Maker of panels in London fire says builders control usage
ATLANTA (AP) — The U.S. company that manufactured panels on a London apartment tower where at least 80 people perished in an inferno has quit selling them for high-rises because it has no control over their installation, a top company executive said Monday.
Arconic Inc. is continuing to work with investigators to determine what caused the flames to spread so rapidly at Grenfell Tower on June 14, interim CEO David Hess told investors during an earnings call.
“Cladding systems contain various components selected and put together by architects, contractors, fabricators and building owners, and those parties are responsible for ensuring that the cladding systems are compliant under the appropriate codes and regulations,” the company said in a news release Monday.
About 12 days after the blaze, the company announced it would discontinue making its Reynobond PE panels available for high-rises.
That decision was made out of “an abundance of caution as Arconic does not control the ultimate design and installation of the final cladding system,” the company said.
“We extend our deepest sympathies to those who have lost so much,” Hess added Monday.
An Associated Press review this month found that some building owners in the U.S. were unaware that the same Reynobond panels, which feature a polyethylene core, were used on their buildings as well. Polyethylene is combustible, according to federal agencies including the Centers for Disease Control and Prevention.
In many cases, building owners and regulators did not know the product was used on their structures, or exactly how it was applied. In several cases, old building records had been destroyed.
Among U.S. buildings that appeared to have used this cladding is the Baltimore Marriott Waterfront hotel, which towers more than 30 stories over the city’s harbor; the Cleveland Browns’ stadium; and a school in Alaska, according to Arconic brochures.
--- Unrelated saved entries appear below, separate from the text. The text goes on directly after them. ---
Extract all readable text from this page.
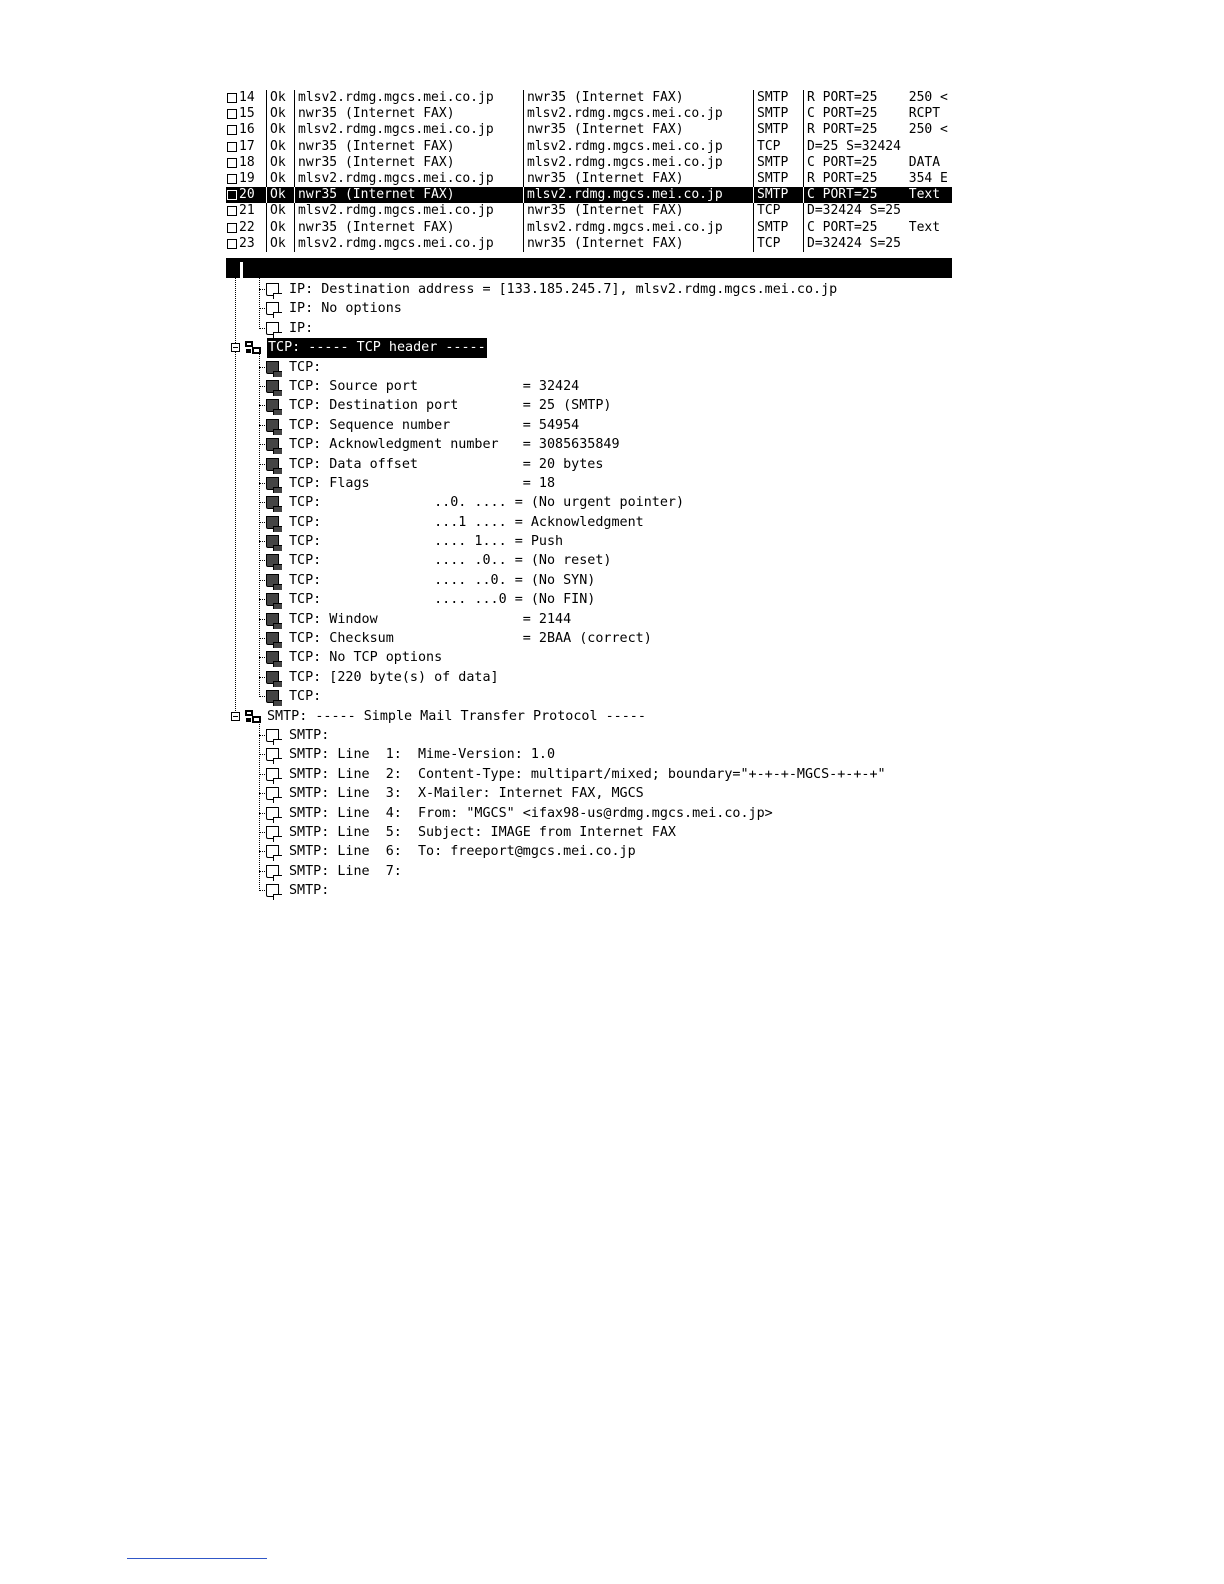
14	Ok mlsv2.rdmg.mgcs.mei.co.jp	nwr35 (Internet FAX)	SMTP	R PORT=25    250 <
15	Ok nwr35 (Internet FAX)	mlsv2.rdmg.mgcs.mei.co.jp	SMTP	C PORT=25    RCPT
16	Ok mlsv2.rdmg.mgcs.mei.co.jp	nwr35 (Internet FAX)	SMTP	R PORT=25    250 <
17	Ok nwr35 (Internet FAX)	mlsv2.rdmg.mgcs.mei.co.jp	TCP	D=25 S=32424
18	Ok nwr35 (Internet FAX)	mlsv2.rdmg.mgcs.mei.co.jp	SMTP	C PORT=25    DATA
19	Ok mlsv2.rdmg.mgcs.mei.co.jp	nwr35 (Internet FAX)	SMTP	R PORT=25    354 E
20	Ok nwr35 (Internet FAX)	mlsv2.rdmg.mgcs.mei.co.jp	SMTP	C PORT=25    Text
21	Ok mlsv2.rdmg.mgcs.mei.co.jp	nwr35 (Internet FAX)	TCP	D=32424 S=25
22	Ok nwr35 (Internet FAX)	mlsv2.rdmg.mgcs.mei.co.jp	SMTP	C PORT=25    Text
23	Ok mlsv2.rdmg.mgcs.mei.co.jp	nwr35 (Internet FAX)	TCP	D=32424 S=25
IP: Destination address = [133.185.245.7], mlsv2.rdmg.mgcs.mei.co.jp
IP: No options
IP:
TCP: ----- TCP header -----
TCP:
TCP: Source port             = 32424
TCP: Destination port        = 25 (SMTP)
TCP: Sequence number         = 54954
TCP: Acknowledgment number   = 3085635849
TCP: Data offset             = 20 bytes
TCP: Flags                   = 18
TCP:              ..0. .... = (No urgent pointer)
TCP:              ...1 .... = Acknowledgment
TCP:              .... 1... = Push
TCP:              .... .0.. = (No reset)
TCP:              .... ..0. = (No SYN)
TCP:              .... ...0 = (No FIN)
TCP: Window                  = 2144
TCP: Checksum                = 2BAA (correct)
TCP: No TCP options
TCP: [220 byte(s) of data]
TCP:
SMTP: ----- Simple Mail Transfer Protocol -----
SMTP:
SMTP: Line  1:  Mime-Version: 1.0
SMTP: Line  2:  Content-Type: multipart/mixed; boundary="+-+-+-MGCS-+-+-+"
SMTP: Line  3:  X-Mailer: Internet FAX, MGCS
SMTP: Line  4:  From: "MGCS" <ifax98-us@rdmg.mgcs.mei.co.jp>
SMTP: Line  5:  Subject: IMAGE from Internet FAX
SMTP: Line  6:  To: freeport@mgcs.mei.co.jp
SMTP: Line  7:
SMTP:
Cleveland’s chief building official said the panels on the city-owned stadium are “similar if not identical” to those on the London tower, but were installed differently and pose no risk to fans.
No one has declared any of the U.S. buildings unsafe, nor has the U.S. government ordered the widespread testing of building panels that British authorities ordered after the London catastrophe.
But in the wake of the London fire, samples were collected from the exterior of the hotel in Baltimore, and test results are expected soon, a Marriott spokesman has said.
Meanwhile, at least three federal lawsuits seeking class action status this month accuse Arconic of failing to disclose the dangers of Reynobond PE.
“Despite the known flammability of the Reynobond PE panels, resulting in prohibitions against installing them in high-rises in the U.S. and Europe, Arconic sold millions of dollars of the flammable panels for use in projects Arconic knew were inappropriate and presented a fire hazard,” lawyers for Janet L. Sullivan wrote in a lawsuit filed in New York’s southern district.
Shareholders say they lost money when Arconic’s stock price dipped following the deadly fire.
Arconic was formed in 2016 when its predecessor Alcoa Inc., one of the world’s largest aluminum producers, split into two companies. It has corporate offices in Pittsburgh and New York. Reynobond has been sold since it was first produced in 1989 at a company plant in Eastman, Georgia.